One could say that fig wasps have the better idea, but then the vapourer moths haven’t gone extinct, so it must work after a fashion.
The Vapourer dispersive stage is the first-instar caterpillar – they spin a long strand of silk and ride the air currents (‘ballooning’). This allows the females to spend all their energy on egg production, rather than development of wings and powerful flight muscles, and using energy carrying eggs through the sky.
Males carry lightweight reproductive equipment compared to females, which is why winglessness generally develops in females, rather than males
And I can’t believe the process went full circle when the eggs hatched out (Weren’t they suppose to overwinter?) into tiny black caterpillars! I let those go in the garden.
I thought it was a tick that sucked my catipillar dry :0 ;)!!!-Will,9 (P.S.I found it not my mum)
I was about to squish it with my foot when my bro pointed it out (as a caterpillar)while trying to climb a tree. I thought the process was unbelievabely quick. -Nannon,12
Lovely story. We too, have just witnessed the life-cycle from a stunning caterpillar to cocoon – to the,at first, rather alarming hatching of a female Vapourer Moth. On placing the jam-jar outside within 5 minutes she had 2 suitors, and now just 3 hours later she has laid many eggs. Totally fascinating and all rather poignant.
Sophie – apparently they eat most deciduous trees and shrubs, so very unfussy.
We’ve got these amazing creatures on our cherry tree and currant bush. Do you know if they like to eat anthing else? They seem quite eclectic in their eating habits for a caterpillar.
These are sensible dung beetles – after all, rabbit droppings are already round, makes rolling them much easier…
See – you don’t have to go to Egypt to see a dung beetle…

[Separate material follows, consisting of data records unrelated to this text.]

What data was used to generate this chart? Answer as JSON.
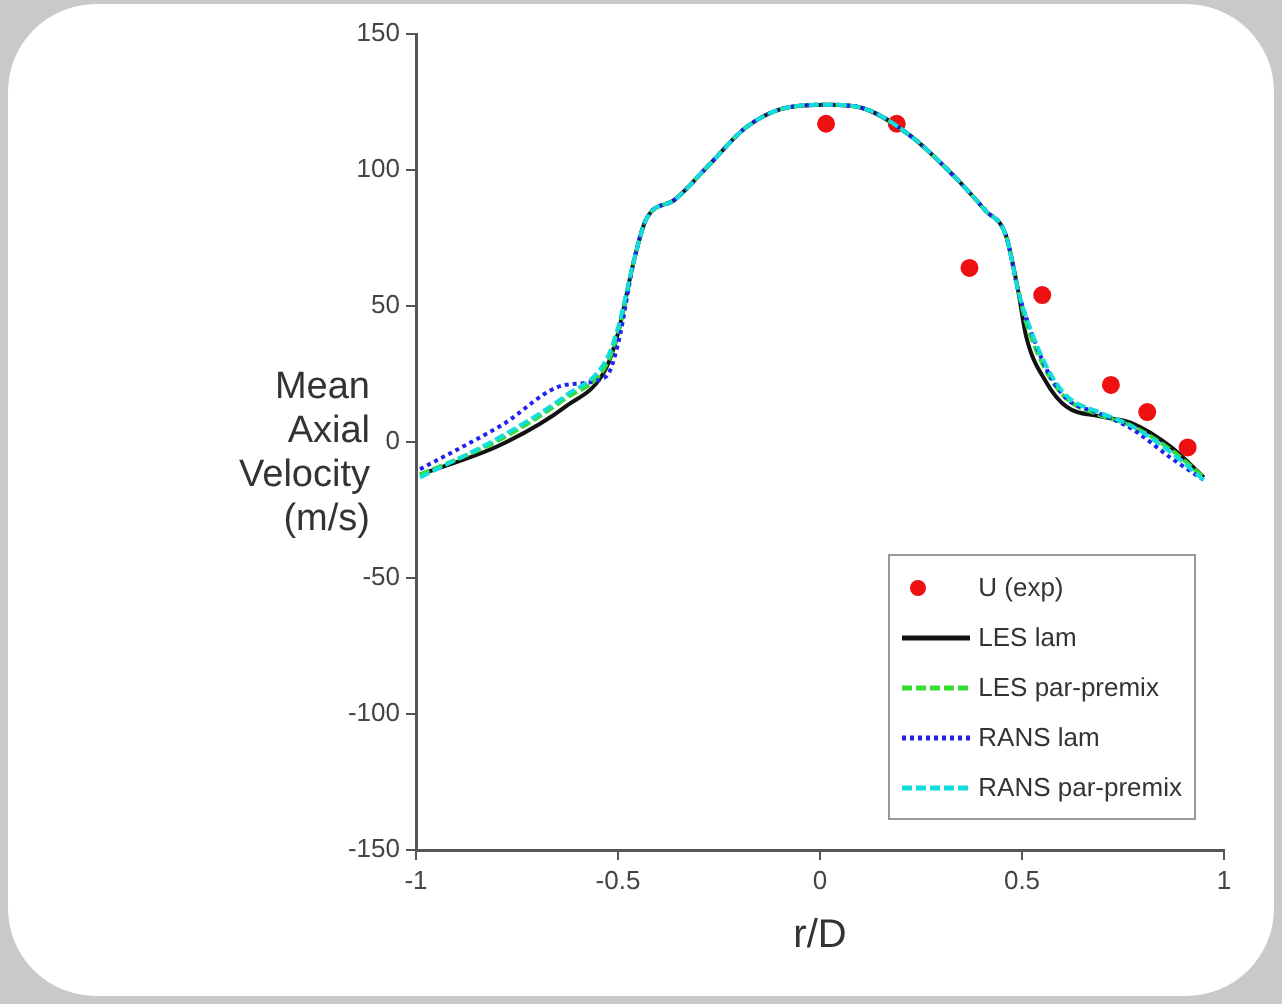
{
  "chart_data": {
    "type": "line",
    "xlabel": "r/D",
    "ylabel": "Mean Axial Velocity (m/s)",
    "xlim": [
      -1,
      1
    ],
    "xticks": [
      -1,
      -0.5,
      0,
      0.5,
      1
    ],
    "ylim": [
      -150,
      150
    ],
    "yticks": [
      -150,
      -100,
      -50,
      0,
      50,
      100,
      150
    ],
    "grid": false,
    "legend": "bottom right",
    "series": [
      {
        "name": "U (exp)",
        "type": "scatter",
        "marker": "circle",
        "color": "#ee1111",
        "x": [
          0.015,
          0.19,
          0.37,
          0.55,
          0.72,
          0.81,
          0.91
        ],
        "values": [
          117,
          117,
          64,
          54,
          21,
          11,
          -2
        ]
      },
      {
        "name": "LES lam",
        "type": "line",
        "line_style": "solid",
        "color": "#111111",
        "x": [
          -0.99,
          -0.79,
          -0.63,
          -0.53,
          -0.5,
          -0.46,
          -0.43,
          -0.36,
          -0.28,
          -0.18,
          -0.08,
          0.02,
          0.1,
          0.22,
          0.33,
          0.41,
          0.46,
          0.49,
          0.51,
          0.56,
          0.61,
          0.69,
          0.77,
          0.87,
          0.95
        ],
        "values": [
          -12,
          -1,
          13,
          27,
          40,
          67,
          82,
          89,
          101,
          116,
          123,
          124,
          123,
          113,
          98,
          85,
          76,
          56,
          39,
          22,
          13,
          9.5,
          7,
          -2,
          -13
        ]
      },
      {
        "name": "LES par-premix",
        "type": "line",
        "line_style": "dashed",
        "color": "#33dd33",
        "x": [
          -0.99,
          -0.79,
          -0.63,
          -0.53,
          -0.5,
          -0.46,
          -0.43,
          -0.36,
          -0.28,
          -0.18,
          -0.08,
          0.02,
          0.1,
          0.22,
          0.33,
          0.41,
          0.46,
          0.49,
          0.51,
          0.56,
          0.61,
          0.69,
          0.77,
          0.87,
          0.95
        ],
        "values": [
          -12,
          1,
          16,
          28,
          40,
          67,
          82,
          89,
          101,
          116,
          123,
          124,
          123,
          113,
          98,
          85,
          76,
          56,
          44,
          26,
          16,
          10,
          6,
          -3,
          -13
        ]
      },
      {
        "name": "RANS lam",
        "type": "line",
        "line_style": "dotted",
        "color": "#2222ee",
        "x": [
          -0.99,
          -0.79,
          -0.63,
          -0.53,
          -0.5,
          -0.46,
          -0.43,
          -0.36,
          -0.28,
          -0.18,
          -0.08,
          0.02,
          0.1,
          0.22,
          0.33,
          0.41,
          0.46,
          0.49,
          0.51,
          0.56,
          0.61,
          0.69,
          0.77,
          0.87,
          0.95
        ],
        "values": [
          -10,
          6,
          21,
          24,
          36,
          67,
          82,
          89,
          101,
          116,
          123,
          124,
          123,
          113,
          98,
          85,
          76,
          56,
          46,
          27,
          16,
          10.6,
          5,
          -6,
          -14
        ]
      },
      {
        "name": "RANS par-premix",
        "type": "line",
        "line_style": "dashed",
        "color": "#11dddd",
        "x": [
          -0.99,
          -0.79,
          -0.63,
          -0.53,
          -0.5,
          -0.46,
          -0.43,
          -0.36,
          -0.28,
          -0.18,
          -0.08,
          0.02,
          0.1,
          0.22,
          0.33,
          0.41,
          0.46,
          0.49,
          0.51,
          0.56,
          0.61,
          0.69,
          0.77,
          0.87,
          0.95
        ],
        "values": [
          -13,
          2,
          17,
          30,
          42,
          67,
          82,
          89,
          101,
          116,
          123,
          124,
          123,
          113,
          98,
          85,
          76,
          56,
          46,
          28,
          17,
          11,
          6,
          -4,
          -14
        ]
      }
    ]
  }
}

Cheers! Yes, it’s a native dung beetle, which feeds mainly on rabbit droppings – that one came to light when I was moth trapping at Harcourt Arboretum in Oxfordshire
The Brown Hairstreak photo shows it really well. LOVE your Flickr stream, especially the minotaur beetle. Is that a UK native? Never seen one before.

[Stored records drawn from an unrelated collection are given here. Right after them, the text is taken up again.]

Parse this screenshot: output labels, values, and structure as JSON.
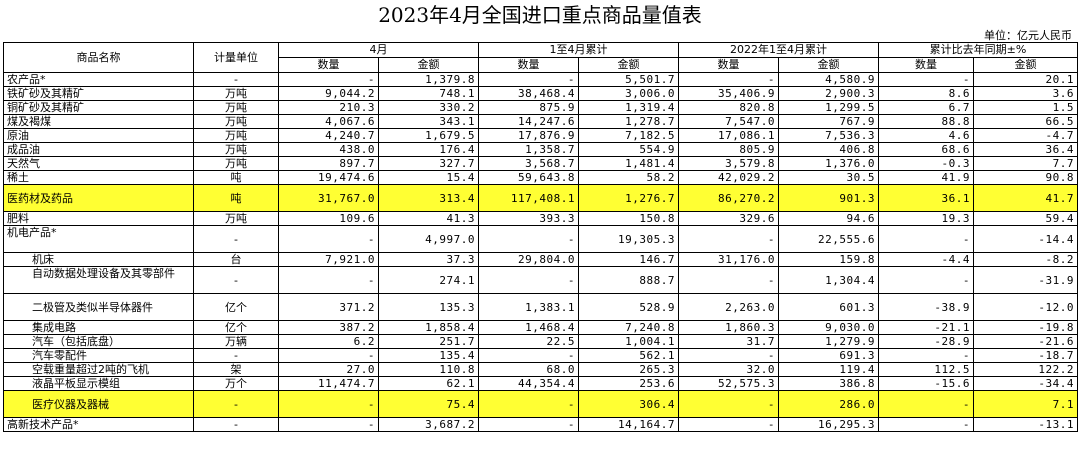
{
  "title": "2023年4月全国进口重点商品量值表",
  "unit": "单位：亿元人民币",
  "headers": {
    "name": "商品名称",
    "unit": "计量单位",
    "g1": "4月",
    "g2": "1至4月累计",
    "g3": "2022年1至4月累计",
    "g4": "累计比去年同期±%",
    "qty": "数量",
    "amt": "金额"
  },
  "rows": [
    {
      "name": "农产品*",
      "unit": "-",
      "q1": "-",
      "a1": "1,379.8",
      "q2": "-",
      "a2": "5,501.7",
      "q3": "-",
      "a3": "4,580.9",
      "q4": "-",
      "a4": "20.1"
    },
    {
      "name": "铁矿砂及其精矿",
      "unit": "万吨",
      "q1": "9,044.2",
      "a1": "748.1",
      "q2": "38,468.4",
      "a2": "3,006.0",
      "q3": "35,406.9",
      "a3": "2,900.3",
      "q4": "8.6",
      "a4": "3.6"
    },
    {
      "name": "铜矿砂及其精矿",
      "unit": "万吨",
      "q1": "210.3",
      "a1": "330.2",
      "q2": "875.9",
      "a2": "1,319.4",
      "q3": "820.8",
      "a3": "1,299.5",
      "q4": "6.7",
      "a4": "1.5"
    },
    {
      "name": "煤及褐煤",
      "unit": "万吨",
      "q1": "4,067.6",
      "a1": "343.1",
      "q2": "14,247.6",
      "a2": "1,278.7",
      "q3": "7,547.0",
      "a3": "767.9",
      "q4": "88.8",
      "a4": "66.5"
    },
    {
      "name": "原油",
      "unit": "万吨",
      "q1": "4,240.7",
      "a1": "1,679.5",
      "q2": "17,876.9",
      "a2": "7,182.5",
      "q3": "17,086.1",
      "a3": "7,536.3",
      "q4": "4.6",
      "a4": "-4.7"
    },
    {
      "name": "成品油",
      "unit": "万吨",
      "q1": "438.0",
      "a1": "176.4",
      "q2": "1,358.7",
      "a2": "554.9",
      "q3": "805.9",
      "a3": "406.8",
      "q4": "68.6",
      "a4": "36.4"
    },
    {
      "name": "天然气",
      "unit": "万吨",
      "q1": "897.7",
      "a1": "327.7",
      "q2": "3,568.7",
      "a2": "1,481.4",
      "q3": "3,579.8",
      "a3": "1,376.0",
      "q4": "-0.3",
      "a4": "7.7"
    },
    {
      "name": "稀土",
      "unit": "吨",
      "q1": "19,474.6",
      "a1": "15.4",
      "q2": "59,643.8",
      "a2": "58.2",
      "q3": "42,029.2",
      "a3": "30.5",
      "q4": "41.9",
      "a4": "90.8"
    },
    {
      "name": "医药材及药品",
      "unit": "吨",
      "q1": "31,767.0",
      "a1": "313.4",
      "q2": "117,408.1",
      "a2": "1,276.7",
      "q3": "86,270.2",
      "a3": "901.3",
      "q4": "36.1",
      "a4": "41.7"
    },
    {
      "name": "肥料",
      "unit": "万吨",
      "q1": "109.6",
      "a1": "41.3",
      "q2": "393.3",
      "a2": "150.8",
      "q3": "329.6",
      "a3": "94.6",
      "q4": "19.3",
      "a4": "59.4"
    },
    {
      "name": "机电产品*",
      "unit": "-",
      "q1": "-",
      "a1": "4,997.0",
      "q2": "-",
      "a2": "19,305.3",
      "q3": "-",
      "a3": "22,555.6",
      "q4": "-",
      "a4": "-14.4"
    },
    {
      "name": "机床",
      "unit": "台",
      "q1": "7,921.0",
      "a1": "37.3",
      "q2": "29,804.0",
      "a2": "146.7",
      "q3": "31,176.0",
      "a3": "159.8",
      "q4": "-4.4",
      "a4": "-8.2"
    },
    {
      "name": "自动数据处理设备及其零部件",
      "unit": "-",
      "q1": "-",
      "a1": "274.1",
      "q2": "-",
      "a2": "888.7",
      "q3": "-",
      "a3": "1,304.4",
      "q4": "-",
      "a4": "-31.9"
    },
    {
      "name": "二极管及类似半导体器件",
      "unit": "亿个",
      "q1": "371.2",
      "a1": "135.3",
      "q2": "1,383.1",
      "a2": "528.9",
      "q3": "2,263.0",
      "a3": "601.3",
      "q4": "-38.9",
      "a4": "-12.0"
    },
    {
      "name": "集成电路",
      "unit": "亿个",
      "q1": "387.2",
      "a1": "1,858.4",
      "q2": "1,468.4",
      "a2": "7,240.8",
      "q3": "1,860.3",
      "a3": "9,030.0",
      "q4": "-21.1",
      "a4": "-19.8"
    },
    {
      "name": "汽车（包括底盘）",
      "unit": "万辆",
      "q1": "6.2",
      "a1": "251.7",
      "q2": "22.5",
      "a2": "1,004.1",
      "q3": "31.7",
      "a3": "1,279.9",
      "q4": "-28.9",
      "a4": "-21.6"
    },
    {
      "name": "汽车零配件",
      "unit": "-",
      "q1": "-",
      "a1": "135.4",
      "q2": "-",
      "a2": "562.1",
      "q3": "-",
      "a3": "691.3",
      "q4": "-",
      "a4": "-18.7"
    },
    {
      "name": "空载重量超过2吨的飞机",
      "unit": "架",
      "q1": "27.0",
      "a1": "110.8",
      "q2": "68.0",
      "a2": "265.3",
      "q3": "32.0",
      "a3": "119.4",
      "q4": "112.5",
      "a4": "122.2"
    },
    {
      "name": "液晶平板显示模组",
      "unit": "万个",
      "q1": "11,474.7",
      "a1": "62.1",
      "q2": "44,354.4",
      "a2": "253.6",
      "q3": "52,575.3",
      "a3": "386.8",
      "q4": "-15.6",
      "a4": "-34.4"
    },
    {
      "name": "医疗仪器及器械",
      "unit": "-",
      "q1": "-",
      "a1": "75.4",
      "q2": "-",
      "a2": "306.4",
      "q3": "-",
      "a3": "286.0",
      "q4": "-",
      "a4": "7.1"
    },
    {
      "name": "高新技术产品*",
      "unit": "-",
      "q1": "-",
      "a1": "3,687.2",
      "q2": "-",
      "a2": "14,164.7",
      "q3": "-",
      "a3": "16,295.3",
      "q4": "-",
      "a4": "-13.1"
    }
  ],
  "colors": {
    "highlight": "#ffff33",
    "border": "#000000"
  }
}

Yep, all lep eggs have a central hole for fertilisation, called the micropyle – it can be seen quite clearly on this Brown Hairstreak egg: http://www.flickr.com/photos/rcomont/4688096727/in/set-72157623927583165/ – the eggs are stored unfertilised inside the female, who stores the sperm package from the male seperately – as she lays each egg, the two are united, which is why eggs from roadkill leps, etc, are always infertile. Yours should be fine – they’ve not had to contend with the great outdoors!

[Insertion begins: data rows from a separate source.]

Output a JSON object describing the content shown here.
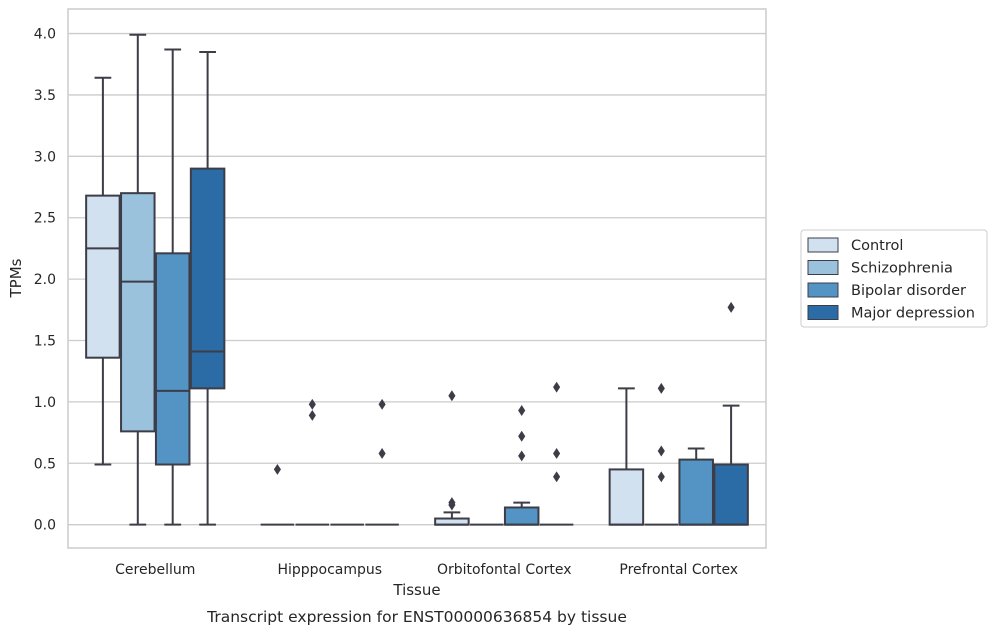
{
  "chart_data": {
    "type": "box",
    "title": "",
    "caption": "Transcript expression for ENST00000636854 by tissue",
    "xlabel": "Tissue",
    "ylabel": "TPMs",
    "ylim": [
      -0.19,
      4.2
    ],
    "yticks": [
      "0.0",
      "0.5",
      "1.0",
      "1.5",
      "2.0",
      "2.5",
      "3.0",
      "3.5",
      "4.0"
    ],
    "grid": "horizontal",
    "legend_position": "right-outside",
    "categories": [
      "Cerebellum",
      "Hipppocampus",
      "Orbitofontal Cortex",
      "Prefrontal Cortex"
    ],
    "series": [
      {
        "name": "Control",
        "color": "#d1e1f0",
        "boxes": [
          {
            "whislo": 0.49,
            "q1": 1.36,
            "med": 2.25,
            "q3": 2.68,
            "whishi": 3.64,
            "fliers": []
          },
          {
            "whislo": 0.0,
            "q1": 0.0,
            "med": 0.0,
            "q3": 0.0,
            "whishi": 0.0,
            "fliers": [
              0.45
            ]
          },
          {
            "whislo": 0.0,
            "q1": 0.0,
            "med": 0.0,
            "q3": 0.05,
            "whishi": 0.1,
            "fliers": [
              0.16,
              0.18,
              1.05
            ]
          },
          {
            "whislo": 0.0,
            "q1": 0.0,
            "med": 0.0,
            "q3": 0.45,
            "whishi": 1.11,
            "fliers": []
          }
        ]
      },
      {
        "name": "Schizophrenia",
        "color": "#9ac2dc",
        "boxes": [
          {
            "whislo": 0.0,
            "q1": 0.76,
            "med": 1.98,
            "q3": 2.7,
            "whishi": 3.99,
            "fliers": []
          },
          {
            "whislo": 0.0,
            "q1": 0.0,
            "med": 0.0,
            "q3": 0.0,
            "whishi": 0.0,
            "fliers": [
              0.89,
              0.98
            ]
          },
          {
            "whislo": 0.0,
            "q1": 0.0,
            "med": 0.0,
            "q3": 0.0,
            "whishi": 0.0,
            "fliers": []
          },
          {
            "whislo": 0.0,
            "q1": 0.0,
            "med": 0.0,
            "q3": 0.0,
            "whishi": 0.0,
            "fliers": [
              0.39,
              0.6,
              1.11
            ]
          }
        ]
      },
      {
        "name": "Bipolar disorder",
        "color": "#5394c5",
        "boxes": [
          {
            "whislo": 0.0,
            "q1": 0.49,
            "med": 1.09,
            "q3": 2.21,
            "whishi": 3.87,
            "fliers": []
          },
          {
            "whislo": 0.0,
            "q1": 0.0,
            "med": 0.0,
            "q3": 0.0,
            "whishi": 0.0,
            "fliers": []
          },
          {
            "whislo": 0.0,
            "q1": 0.0,
            "med": 0.0,
            "q3": 0.14,
            "whishi": 0.18,
            "fliers": [
              0.56,
              0.72,
              0.93
            ]
          },
          {
            "whislo": 0.0,
            "q1": 0.0,
            "med": 0.0,
            "q3": 0.53,
            "whishi": 0.62,
            "fliers": []
          }
        ]
      },
      {
        "name": "Major depression",
        "color": "#2b6ba6",
        "boxes": [
          {
            "whislo": 0.0,
            "q1": 1.11,
            "med": 1.41,
            "q3": 2.9,
            "whishi": 3.85,
            "fliers": []
          },
          {
            "whislo": 0.0,
            "q1": 0.0,
            "med": 0.0,
            "q3": 0.0,
            "whishi": 0.0,
            "fliers": [
              0.58,
              0.98
            ]
          },
          {
            "whislo": 0.0,
            "q1": 0.0,
            "med": 0.0,
            "q3": 0.0,
            "whishi": 0.0,
            "fliers": [
              0.39,
              0.58,
              1.12
            ]
          },
          {
            "whislo": 0.0,
            "q1": 0.0,
            "med": 0.0,
            "q3": 0.49,
            "whishi": 0.97,
            "fliers": [
              1.77
            ]
          }
        ]
      }
    ]
  }
}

ghostmoth – the most we can say is she gets the chance to be a saucy little minx with her ‘come hither’ pheromones, and she doesn’t die wondering! But apart from that, being a female Vapourer sucks.
That is sad. The female Vapourer is just a drab egg laying machine – she doesn’t even get to fly or sip nectar! Thanks for the opportunity to see their life cycle in action.
Hi Richard – how interesting! I’m hoping my little captive bred Vapourers will have avoided the parasitic wasps and will overwinter, but who knows? You’ve also answered a query I had – I wondered how the eggs were fertilised so rapidly – through a micropyle. I hoped to give my little female some sugary water as a reward for her efforts, but she doesn’t have mouthparts! She’s sitting quietly by her eggs waiting for the end of her life just now. How sad is that? Very ‘Charlotte’s Web’.
I found a batch of Vapourer eggs a few weeks ago – this week they hatched, but not into larvae – each and every eggs had been parasitised by a tiny wasp, which is so small that it actually lays its egg through the micropyle, the hole in the eggshell used for fertilisation – fantastic little things!